Clearly not in Iranian heartlands, border areas of Mespotamia’s heartlands, come on man you gonna claim superiority over that as well ?

Funny how everyone is trying to claim these inventions as his, you didn’t invent ****.
 
The domestication of pigs and other wild animals was first developped in Berchem/ Chayonu in modern day Diyarbakir;

Çayönü is possibly the place where the pig (Sus scrofa) was first domesticated. The wild fauna include wild boar, wild sheep, wild goat and cervids. The Neolithic environment included marshes and swamps near the Bogazcay, open wood, patches of steppe and almond-pistachio forest-steppe to the south.

There is generally very little doubt that the technology and development of agriculture and domestication was developped in Mesopotamia. Which is not unlikely because the whole region was nourished by the rivers of Euphrat and Tigris.
 
Kurds by the way have more West-Asian components in their DNA than Saudi Arabs:

https://docs.google.com/spreadsheet/ccc?key=0ArAJcY18g2GadC1kRjhxcHNfSGhPYlUxbEI0VVZPR0E#gid=0

LOL. There have barely been any genetic tests conducted on Saudi Arabians. Besides 90% of all Saudi Arabians belong to haplogroups that are native to the Middle East so that is a fallacy.
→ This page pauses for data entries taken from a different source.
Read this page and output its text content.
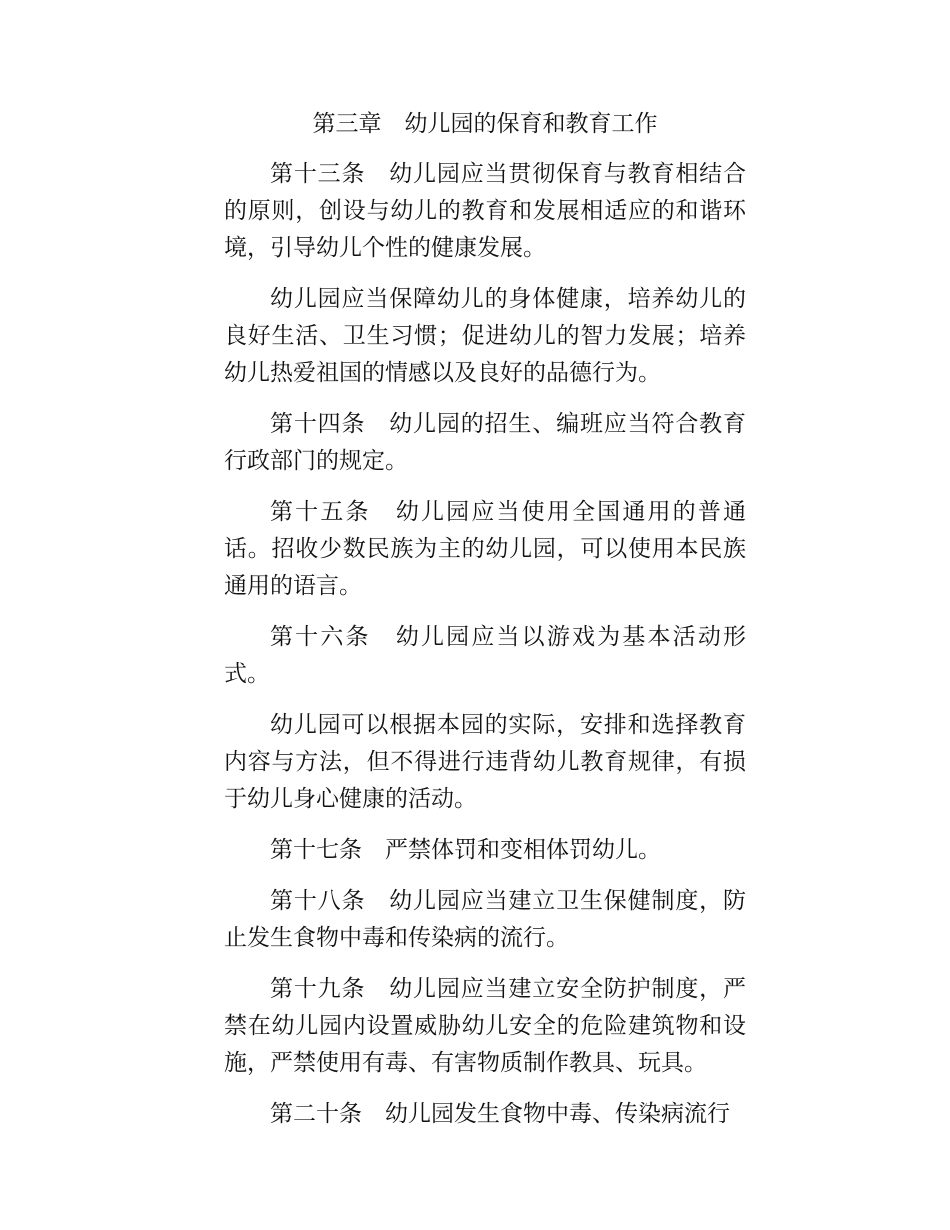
第三章　幼儿园的保育和教育工作

第十三条　幼儿园应当贯彻保育与教育相结合的原则，创设与幼儿的教育和发展相适应的和谐环境，引导幼儿个性的健康发展。

幼儿园应当保障幼儿的身体健康，培养幼儿的良好生活、卫生习惯；促进幼儿的智力发展；培养幼儿热爱祖国的情感以及良好的品德行为。

第十四条　幼儿园的招生、编班应当符合教育行政部门的规定。

第十五条　幼儿园应当使用全国通用的普通话。招收少数民族为主的幼儿园，可以使用本民族通用的语言。

第十六条　幼儿园应当以游戏为基本活动形式。

幼儿园可以根据本园的实际，安排和选择教育内容与方法，但不得进行违背幼儿教育规律，有损于幼儿身心健康的活动。

第十七条　严禁体罚和变相体罚幼儿。

第十八条　幼儿园应当建立卫生保健制度，防止发生食物中毒和传染病的流行。

第十九条　幼儿园应当建立安全防护制度，严禁在幼儿园内设置威胁幼儿安全的危险建筑物和设施，严禁使用有毒、有害物质制作教具、玩具。

第二十条　幼儿园发生食物中毒、传染病流行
According to your link "Saudis" have much more so-called Mediterranean blood (nearly 40%) whatever that is than Kurds and Iranians who only have 25%.:lol:

Nearly as much as Spaniards and Italians. Makes no sense.
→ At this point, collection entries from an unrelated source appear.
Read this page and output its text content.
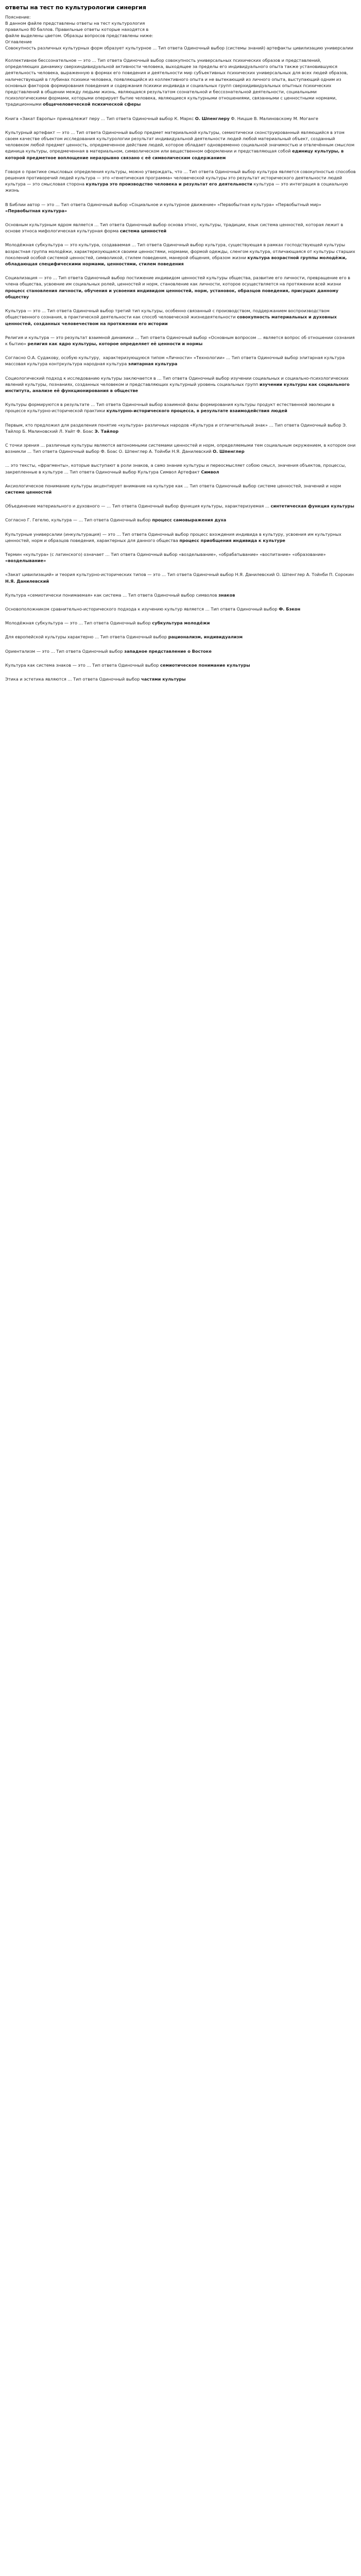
ответы на тест по культурологии синергия

Пояснение:

В данном файле представлены ответы на тест культурология

правильно 80 баллов. Правильные ответы которые находятся в

файле выделены цветом. Образцы вопросов представлены ниже:

Оглавление

Совокупность различных культурных форм образует культурное ... Тип ответа Одиночный выбор (системы знаний) артефакты цивилизацию универсалии

Коллективное бессознательное — это … Тип ответа Одиночный выбор совокупность универсальных психических образов и представлений, определяющих динамику сверхиндивидуальной активности человека, выходящее за пределы его индивидуального опыта также установившуюся деятельность человека, выраженную в формах его поведения и деятельности мир субъективных психических универсальных для всех людей образов, наличествующий в глубинах психики человека, появляющийся из коллективного опыта и не вытекающий из личного опыта, выступающий одним из основных факторов формирования поведения и содержания психики индивида и социальных групп сверхидивидуальных опытных психических представлений в общении между людьми жизнь, являющаяся результатом сознательной и бессознательной деятельности, социальными психологическими формами, которыми оперирует бытие человека, являющиеся культурными отношениями, связанными с ценностными нормами, традиционными общечеловеческой психической сферы

Книга «Закат Европы» принадлежит перу … Тип ответа Одиночный выбор К. Маркс О. Шпенглеру Ф. Ницше В. Малиновскому М. Моганге

Культурный артефакт — это … Тип ответа Одиночный выбор предмет материальной культуры, семиотически сконструированный являющийся в этом своем качестве объектом исследования культурологии результат индивидуальной деятельности людей любой материальный объект, созданный человеком любой предмет ценность, опредмеченное действие людей, которое обладает одновременно социальной значимостью и отвлечённым смыслом единица культуры, опредмеченная в материальном, символическом или вещественном оформлении и представляющая собой единицу культуры, в которой предметное воплощение неразрывно связано с её символическим содержанием

Говоря о практике смысловых определения культуры, можно утверждать, что … Тип ответа Одиночный выбор культура является совокупностью способов решения противоречий людей культура — это «генетическая программа» человеческой культуры это результат исторического деятельности людей культура — это смысловая сторона культура это производство человека и результат его деятельности культура — это интеграция в социальную жизнь

В Библии автор — это … Тип ответа Одиночный выбор «Социальное и культурное движение» «Первобытная культура» «Первобытный мир» «Первобытная культура»

Основным культурным ядром является … Тип ответа Одиночный выбор основа этнос, культуры, традиции, язык система ценностей, которая лежит в основе этноса мифологическая культурная форма система ценностей

Молодёжная субкультура — это культура, создаваемая … Тип ответа Одиночный выбор культура, существующая в рамках господствующей культуры возрастная группа молодёжи, характеризующаяся своими ценностями, нормами, формой одежды, сленгом культура, отличающаяся от культуры старших поколений особой системой ценностей, символикой, стилем поведения, манерой общения, образом жизни культура возрастной группы молодёжи, обладающая специфическими нормами, ценностями, стилем поведения

Социализация — это … Тип ответа Одиночный выбор постижение индивидом ценностей культуры общества, развитие его личности, превращение его в члена общества, усвоение им социальных ролей, ценностей и норм, становление как личности, которое осуществляется на протяжении всей жизни процесс становления личности, обучения и усвоения индивидом ценностей, норм, установок, образцов поведения, присущих данному обществу

Культура — это … Тип ответа Одиночный выбор третий тип культуры, особенно связанный с производством, поддержанием воспроизводством общественного сознания, в практической деятельности как способ человеческой жизнедеятельности совокупность материальных и духовных ценностей, созданных человечеством на протяжении его истории

Религия и культура — это результат взаимной динамики … Тип ответа Одиночный выбор «Основным вопросом … является вопрос об отношении сознания к бытию» религия как ядро культуры, которое определяет её ценности и нормы

Согласно О.А. Судакову, особую культуру,  характеризующуюся типом «Личности» «Технологии» … Тип ответа Одиночный выбор элитарная культура массовая культура контркультура народная культура элитарная культура

Социологический подход к исследованию культуры заключается в … Тип ответа Одиночный выбор изучении социальных и социально-психологических явлений культуры, познаниях, созданных человеком и представляющих культурный уровень социальных групп изучении культуры как социального института, анализе её функционирования в обществе

Культуры формируются в результате … Тип ответа Одиночный выбор взаимной фазы формирования культуры продукт естественной эволюции в процессе культурно-исторической практики культурно-исторического процесса, в результате взаимодействия людей

Первым, кто предложил для разделения понятие «культура» различных народов «Культура и отличительный знак» … Тип ответа Одиночный выбор Э. Тайлор Б. Малиновский Л. Уайт Ф. Боас Э. Тайлор

С точки зрения … различные культуры являются автономными системами ценностей и норм, определяемыми тем социальным окружением, в котором они возникли … Тип ответа Одиночный выбор Ф. Боас О. Шпенглер А. Тойнби Н.Я. Данилевский О. Шпенглер

… это тексты, «фрагменты», которые выступают в роли знаков, а само знание культуры и переосмысляет собою смысл, значения объектов, процессы, закрепленные в культуре … Тип ответа Одиночный выбор Культура Символ Артефакт Символ

Аксиологическое понимание культуры акцентирует внимание на культуре как … Тип ответа Одиночный выбор системе ценностей, значений и норм системе ценностей

Объединение материального и духовного — … Тип ответа Одиночный выбор функция культуры, характеризуемая … синтетическая функция культуры

Согласно Г. Гегелю, культура — … Тип ответа Одиночный выбор процесс самовыражения духа

Культурные универсалии (инкультурация) — это … Тип ответа Одиночный выбор процесс вхождения индивида в культуру, усвоения им культурных ценностей, норм и образцов поведения, характерных для данного общества процесс приобщения индивида к культуре

Термин «культура» (с латинского) означает … Тип ответа Одиночный выбор «возделывание», «обрабатывание» «воспитание» «образование» «возделывание»

«Закат цивилизаций» и теория культурно-исторических типов — это … Тип ответа Одиночный выбор Н.Я. Данилевский О. Шпенглер А. Тойнби П. Сорокин Н.Я. Данилевский

Культура «семиотически понимаемая» как система … Тип ответа Одиночный выбор символов знаков

Основоположником сравнительно-исторического подхода к изучению культур является … Тип ответа Одиночный выбор Ф. Бэкон

Молодёжная субкультура — это … Тип ответа Одиночный выбор субкультура молодёжи

Для европейской культуры характерно … Тип ответа Одиночный выбор рационализм, индивидуализм

Ориентализм — это … Тип ответа Одиночный выбор западное представление о Востоке

Культура как система знаков — это … Тип ответа Одиночный выбор семиотическое понимание культуры

Этика и эстетика являются … Тип ответа Одиночный выбор частями культуры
What the hell is "Red Sea" that Saudis happen to have 35% of? Moroccans 3000 km away have 25%.:lol:

Bedouins having nearly 40 % Mediterranean blood and 30 % West Asian? What the hell?

It also says that they have 0 Sub-Saharan. Makes no sense either since every Middle Eastern population has that to some degrees.

Iranains have 0.5 percent Sub-Saharan while Saudis have 0. Interesting.

A kid made that sheet.
 
LOL. There have barely been any genetic tests conducted on Saudi Arabians. Besides 90% of all Saudi Arabians belong to haplogroups that are native to the Middle East so that is a fallacy.

Acocrding to your link "Saudis" have much more so-called Mediterranean blood (nearly 40%) whatever that is than Kurds and Iranians who only have 25%.:lol:

Nearly as much as Spaniards and Italians. Makes no sense.

What the hell is "Red Sea" that Saudis happen to have 35% of? Moroccans 3000 km away have 25%.:lol:

Bedouins having nearly 40 % Mediterranean blood and 30 % West Asian? What the hell?

It also says that they have 0 sub-saharan. Makes no sense either since every Middle Eastern population has that in some degrees.

A kid made that sheet.

The sheet consist of all kinds of different samples of Saudi genetics.